Damit die Imports auch richtig funktionieren, habe ich eine eigene Library mit externen jars angefertigt, dass zunächst auch ohne Probleme abgelaufen ist.
Allerdings bekomme ich folgende Fehlermeldung, wenn ich diese jsp datei dann deploye und ausführe:


> exception
> 
> org.apache.jasper.JasperException: Unable to load class for JSP
> org.apache.jasper.servlet.JspServletWrapper.handleJspException(JspServletWrapper.java:510)
> ...


Nun weiß ich leider gar nicht, was ich falsch gemacht habe. Ich vermute aber, dass eventuell etwas mit den Imports falsch ist.
Also, woran kann der Fehler liegen?

Danke im voraus.


----------



## HLX (15. Mai 2008)

Wo befindet sich denn deine Library nach dem Deployen? In der Anwendung? Im Servlet Container?


----------



## coolex (15. Mai 2008)

Gute Frage. Weiß ich nicht genau.
Ich bin immer davon ausgegangen, dass die Library mit deployed wird.
Meinst du, dass die Library im Container nicht vorhanden ist und deshalb diese Fehlermeldung auftaucht?


----------



## HLX (15. Mai 2008)

Möglich. Schau doch mal nach - im Verzeichnis WEB-INF\lib deiner Anwendung.


----------



## coolex (15. Mai 2008)

In diesem Verzeichnis ist nur die web.xml Datei.

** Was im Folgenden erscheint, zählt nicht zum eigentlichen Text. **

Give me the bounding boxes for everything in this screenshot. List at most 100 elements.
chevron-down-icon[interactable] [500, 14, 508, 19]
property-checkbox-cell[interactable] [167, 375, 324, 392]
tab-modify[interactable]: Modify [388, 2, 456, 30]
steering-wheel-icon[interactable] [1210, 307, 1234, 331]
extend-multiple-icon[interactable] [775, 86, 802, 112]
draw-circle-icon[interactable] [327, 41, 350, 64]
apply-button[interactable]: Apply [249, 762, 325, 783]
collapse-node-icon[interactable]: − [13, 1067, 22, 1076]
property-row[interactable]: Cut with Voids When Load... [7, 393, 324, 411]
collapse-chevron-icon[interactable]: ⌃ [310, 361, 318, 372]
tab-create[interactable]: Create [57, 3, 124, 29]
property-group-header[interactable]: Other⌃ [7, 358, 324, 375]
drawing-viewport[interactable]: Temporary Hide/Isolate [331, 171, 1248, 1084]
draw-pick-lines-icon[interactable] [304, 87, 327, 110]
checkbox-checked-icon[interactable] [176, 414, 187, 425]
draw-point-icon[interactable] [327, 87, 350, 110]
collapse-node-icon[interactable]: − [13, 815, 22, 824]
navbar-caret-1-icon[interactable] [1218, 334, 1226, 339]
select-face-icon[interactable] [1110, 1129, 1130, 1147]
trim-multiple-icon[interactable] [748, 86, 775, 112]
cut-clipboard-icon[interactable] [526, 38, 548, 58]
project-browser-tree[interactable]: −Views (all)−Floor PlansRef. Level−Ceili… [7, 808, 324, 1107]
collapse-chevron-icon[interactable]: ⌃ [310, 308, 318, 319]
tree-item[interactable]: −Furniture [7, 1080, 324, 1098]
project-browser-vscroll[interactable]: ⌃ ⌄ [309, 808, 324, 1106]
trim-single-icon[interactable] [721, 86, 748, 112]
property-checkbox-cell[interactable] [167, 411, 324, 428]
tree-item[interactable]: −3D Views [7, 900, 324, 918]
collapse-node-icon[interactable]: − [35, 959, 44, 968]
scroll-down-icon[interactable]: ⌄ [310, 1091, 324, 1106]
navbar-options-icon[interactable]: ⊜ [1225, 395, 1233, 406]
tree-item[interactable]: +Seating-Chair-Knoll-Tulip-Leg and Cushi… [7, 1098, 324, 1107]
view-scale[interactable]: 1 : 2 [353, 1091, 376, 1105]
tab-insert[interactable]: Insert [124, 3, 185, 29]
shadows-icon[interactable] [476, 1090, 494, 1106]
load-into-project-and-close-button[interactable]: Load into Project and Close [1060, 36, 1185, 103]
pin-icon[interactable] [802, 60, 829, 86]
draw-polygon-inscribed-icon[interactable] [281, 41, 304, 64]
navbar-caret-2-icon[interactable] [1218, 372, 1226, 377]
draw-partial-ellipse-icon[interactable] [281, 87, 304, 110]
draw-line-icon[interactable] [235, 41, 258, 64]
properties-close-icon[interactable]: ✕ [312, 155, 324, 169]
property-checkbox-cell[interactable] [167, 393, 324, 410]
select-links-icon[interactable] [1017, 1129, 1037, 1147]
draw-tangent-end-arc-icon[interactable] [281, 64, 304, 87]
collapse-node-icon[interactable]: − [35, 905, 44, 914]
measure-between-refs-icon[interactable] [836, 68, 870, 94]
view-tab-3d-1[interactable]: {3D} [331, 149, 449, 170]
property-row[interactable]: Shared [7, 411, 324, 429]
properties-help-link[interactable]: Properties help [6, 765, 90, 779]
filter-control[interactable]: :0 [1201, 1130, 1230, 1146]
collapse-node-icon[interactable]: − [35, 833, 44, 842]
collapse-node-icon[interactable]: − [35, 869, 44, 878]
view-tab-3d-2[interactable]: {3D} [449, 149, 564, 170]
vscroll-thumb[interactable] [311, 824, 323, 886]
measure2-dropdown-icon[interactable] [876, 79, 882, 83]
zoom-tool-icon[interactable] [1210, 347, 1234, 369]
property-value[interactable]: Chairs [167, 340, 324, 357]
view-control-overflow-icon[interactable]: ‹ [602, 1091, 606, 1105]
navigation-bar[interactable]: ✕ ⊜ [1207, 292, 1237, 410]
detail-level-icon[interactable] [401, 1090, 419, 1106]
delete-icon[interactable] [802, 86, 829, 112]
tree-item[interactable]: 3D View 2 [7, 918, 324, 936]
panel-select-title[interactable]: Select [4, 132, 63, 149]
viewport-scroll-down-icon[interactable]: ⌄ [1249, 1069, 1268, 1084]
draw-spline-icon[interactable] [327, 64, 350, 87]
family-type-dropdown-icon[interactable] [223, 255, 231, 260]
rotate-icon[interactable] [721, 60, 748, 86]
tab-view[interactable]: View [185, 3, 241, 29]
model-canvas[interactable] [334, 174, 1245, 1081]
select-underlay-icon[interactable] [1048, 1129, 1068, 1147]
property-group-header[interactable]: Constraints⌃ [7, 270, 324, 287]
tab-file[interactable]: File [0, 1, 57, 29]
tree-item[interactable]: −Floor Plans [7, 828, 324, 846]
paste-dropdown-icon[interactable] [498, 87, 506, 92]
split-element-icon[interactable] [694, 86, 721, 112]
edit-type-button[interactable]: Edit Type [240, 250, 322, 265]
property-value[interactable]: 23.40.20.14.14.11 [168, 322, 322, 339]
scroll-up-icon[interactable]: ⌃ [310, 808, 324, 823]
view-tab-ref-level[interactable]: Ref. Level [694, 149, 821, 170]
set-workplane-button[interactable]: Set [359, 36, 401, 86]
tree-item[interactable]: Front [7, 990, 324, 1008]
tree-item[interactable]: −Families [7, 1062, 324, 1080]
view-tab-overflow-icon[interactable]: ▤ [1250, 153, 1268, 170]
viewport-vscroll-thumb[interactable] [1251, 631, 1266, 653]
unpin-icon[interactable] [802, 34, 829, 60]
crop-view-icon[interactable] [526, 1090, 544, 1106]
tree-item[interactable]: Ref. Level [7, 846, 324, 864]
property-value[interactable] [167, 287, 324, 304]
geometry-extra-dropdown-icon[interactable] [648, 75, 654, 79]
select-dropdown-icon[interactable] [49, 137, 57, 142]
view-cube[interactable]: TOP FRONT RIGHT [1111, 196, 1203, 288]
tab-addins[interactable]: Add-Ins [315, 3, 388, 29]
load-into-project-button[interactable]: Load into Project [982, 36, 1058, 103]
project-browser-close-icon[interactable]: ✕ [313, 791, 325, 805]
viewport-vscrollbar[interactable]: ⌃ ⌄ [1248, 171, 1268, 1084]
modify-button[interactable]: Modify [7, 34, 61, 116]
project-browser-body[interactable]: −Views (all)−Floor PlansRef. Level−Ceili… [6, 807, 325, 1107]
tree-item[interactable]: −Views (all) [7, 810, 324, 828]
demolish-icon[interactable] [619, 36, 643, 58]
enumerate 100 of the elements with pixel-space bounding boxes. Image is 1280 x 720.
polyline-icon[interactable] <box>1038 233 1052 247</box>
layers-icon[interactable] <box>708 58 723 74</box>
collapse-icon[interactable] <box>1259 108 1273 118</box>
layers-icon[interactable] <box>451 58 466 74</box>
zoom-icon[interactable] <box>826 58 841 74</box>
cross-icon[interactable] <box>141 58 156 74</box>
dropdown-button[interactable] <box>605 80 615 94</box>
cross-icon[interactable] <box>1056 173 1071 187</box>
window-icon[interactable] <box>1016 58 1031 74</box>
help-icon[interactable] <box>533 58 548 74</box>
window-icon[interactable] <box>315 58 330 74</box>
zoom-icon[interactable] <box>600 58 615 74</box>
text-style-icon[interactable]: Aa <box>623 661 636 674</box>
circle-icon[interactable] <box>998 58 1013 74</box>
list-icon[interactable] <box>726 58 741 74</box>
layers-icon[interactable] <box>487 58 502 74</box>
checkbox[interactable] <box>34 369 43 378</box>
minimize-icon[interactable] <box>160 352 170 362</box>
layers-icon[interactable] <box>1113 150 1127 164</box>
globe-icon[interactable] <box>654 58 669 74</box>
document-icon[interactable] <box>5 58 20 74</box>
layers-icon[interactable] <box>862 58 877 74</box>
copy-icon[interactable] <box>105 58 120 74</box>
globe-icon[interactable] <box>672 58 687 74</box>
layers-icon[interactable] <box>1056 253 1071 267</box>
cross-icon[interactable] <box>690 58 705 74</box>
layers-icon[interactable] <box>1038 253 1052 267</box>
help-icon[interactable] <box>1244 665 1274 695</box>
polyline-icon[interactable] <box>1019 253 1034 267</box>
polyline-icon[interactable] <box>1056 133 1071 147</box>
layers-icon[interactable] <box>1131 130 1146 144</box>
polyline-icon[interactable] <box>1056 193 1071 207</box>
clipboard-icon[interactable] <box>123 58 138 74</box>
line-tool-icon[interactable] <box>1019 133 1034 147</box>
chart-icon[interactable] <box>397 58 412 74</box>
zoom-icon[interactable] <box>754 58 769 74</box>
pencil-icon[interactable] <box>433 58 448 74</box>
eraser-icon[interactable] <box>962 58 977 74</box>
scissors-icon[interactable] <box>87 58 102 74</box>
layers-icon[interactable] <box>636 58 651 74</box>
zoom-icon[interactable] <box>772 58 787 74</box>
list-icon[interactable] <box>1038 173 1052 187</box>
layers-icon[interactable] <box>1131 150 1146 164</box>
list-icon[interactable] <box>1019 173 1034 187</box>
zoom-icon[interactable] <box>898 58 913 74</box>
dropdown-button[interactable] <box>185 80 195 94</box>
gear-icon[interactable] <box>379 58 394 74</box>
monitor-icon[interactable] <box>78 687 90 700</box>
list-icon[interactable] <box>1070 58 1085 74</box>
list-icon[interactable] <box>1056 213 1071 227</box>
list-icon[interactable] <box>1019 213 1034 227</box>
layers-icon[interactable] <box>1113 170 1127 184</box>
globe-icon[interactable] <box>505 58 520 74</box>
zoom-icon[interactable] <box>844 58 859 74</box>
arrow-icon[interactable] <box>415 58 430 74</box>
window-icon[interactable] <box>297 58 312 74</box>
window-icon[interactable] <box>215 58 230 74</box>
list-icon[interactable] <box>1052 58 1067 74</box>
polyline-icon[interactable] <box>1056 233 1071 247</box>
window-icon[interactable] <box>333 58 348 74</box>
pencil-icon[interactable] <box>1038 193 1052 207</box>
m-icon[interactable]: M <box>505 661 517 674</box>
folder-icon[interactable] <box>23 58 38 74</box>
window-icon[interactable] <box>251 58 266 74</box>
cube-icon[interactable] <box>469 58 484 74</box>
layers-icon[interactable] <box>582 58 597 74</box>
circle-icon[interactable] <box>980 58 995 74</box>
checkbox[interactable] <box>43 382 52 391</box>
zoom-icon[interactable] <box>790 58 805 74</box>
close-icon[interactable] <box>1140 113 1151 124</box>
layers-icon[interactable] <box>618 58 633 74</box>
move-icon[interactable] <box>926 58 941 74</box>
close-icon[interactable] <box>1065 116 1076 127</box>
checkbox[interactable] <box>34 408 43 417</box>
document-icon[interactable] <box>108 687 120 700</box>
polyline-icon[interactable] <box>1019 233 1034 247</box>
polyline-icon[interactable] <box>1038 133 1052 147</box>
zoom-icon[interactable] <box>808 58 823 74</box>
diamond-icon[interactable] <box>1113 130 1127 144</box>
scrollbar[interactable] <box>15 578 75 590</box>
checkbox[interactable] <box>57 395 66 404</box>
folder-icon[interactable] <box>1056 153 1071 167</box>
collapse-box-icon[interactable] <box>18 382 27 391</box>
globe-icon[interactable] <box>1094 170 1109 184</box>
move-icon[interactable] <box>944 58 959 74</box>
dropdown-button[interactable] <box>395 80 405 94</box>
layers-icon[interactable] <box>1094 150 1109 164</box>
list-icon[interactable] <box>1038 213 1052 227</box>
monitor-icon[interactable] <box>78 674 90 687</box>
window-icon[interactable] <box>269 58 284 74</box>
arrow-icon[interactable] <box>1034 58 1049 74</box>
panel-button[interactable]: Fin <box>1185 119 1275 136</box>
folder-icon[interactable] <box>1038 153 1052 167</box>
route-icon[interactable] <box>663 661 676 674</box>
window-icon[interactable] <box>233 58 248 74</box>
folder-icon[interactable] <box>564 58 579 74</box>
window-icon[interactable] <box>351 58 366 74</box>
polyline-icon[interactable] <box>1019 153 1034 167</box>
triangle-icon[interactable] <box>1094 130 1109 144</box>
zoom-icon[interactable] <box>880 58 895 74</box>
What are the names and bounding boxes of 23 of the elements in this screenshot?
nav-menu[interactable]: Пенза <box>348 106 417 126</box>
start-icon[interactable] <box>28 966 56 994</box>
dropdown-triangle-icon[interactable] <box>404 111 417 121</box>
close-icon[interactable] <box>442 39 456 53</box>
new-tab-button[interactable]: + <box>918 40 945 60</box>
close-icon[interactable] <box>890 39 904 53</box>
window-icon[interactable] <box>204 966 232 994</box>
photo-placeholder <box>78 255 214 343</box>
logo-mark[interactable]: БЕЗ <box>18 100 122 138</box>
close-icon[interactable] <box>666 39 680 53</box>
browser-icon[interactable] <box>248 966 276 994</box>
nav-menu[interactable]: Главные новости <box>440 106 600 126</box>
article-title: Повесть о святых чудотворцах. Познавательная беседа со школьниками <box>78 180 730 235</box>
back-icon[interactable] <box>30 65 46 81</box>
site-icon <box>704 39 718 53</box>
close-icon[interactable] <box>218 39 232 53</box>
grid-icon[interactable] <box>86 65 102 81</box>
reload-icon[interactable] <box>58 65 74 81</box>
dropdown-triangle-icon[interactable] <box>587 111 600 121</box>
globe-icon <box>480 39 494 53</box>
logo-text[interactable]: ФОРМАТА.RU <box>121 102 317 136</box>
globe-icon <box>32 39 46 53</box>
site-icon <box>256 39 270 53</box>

Soll ich nun alle jar Files meiner Library in dieses Verzeichis kopieren?


----------



## maki (15. Mai 2008)

Unter WEB-INF\lib hat die web.xml nix zu suchen, sie gehört unter WEB-INF.


----------



## HLX (15. Mai 2008)

coolex hat gesagt.:
			
		

> Soll ich nun alle jar Files meiner Library in dieses Verzeichis kopieren?



Sollst du. Brauchst aber nicht immer um Erlaubnis zu fragen, probieren geht über studieren.  :wink:


----------



## coolex (15. Mai 2008)

Also ich habe die notwendigen jar Files in dieses Verzeichnis kopiert allerdings hat sich nichts geändert.


----------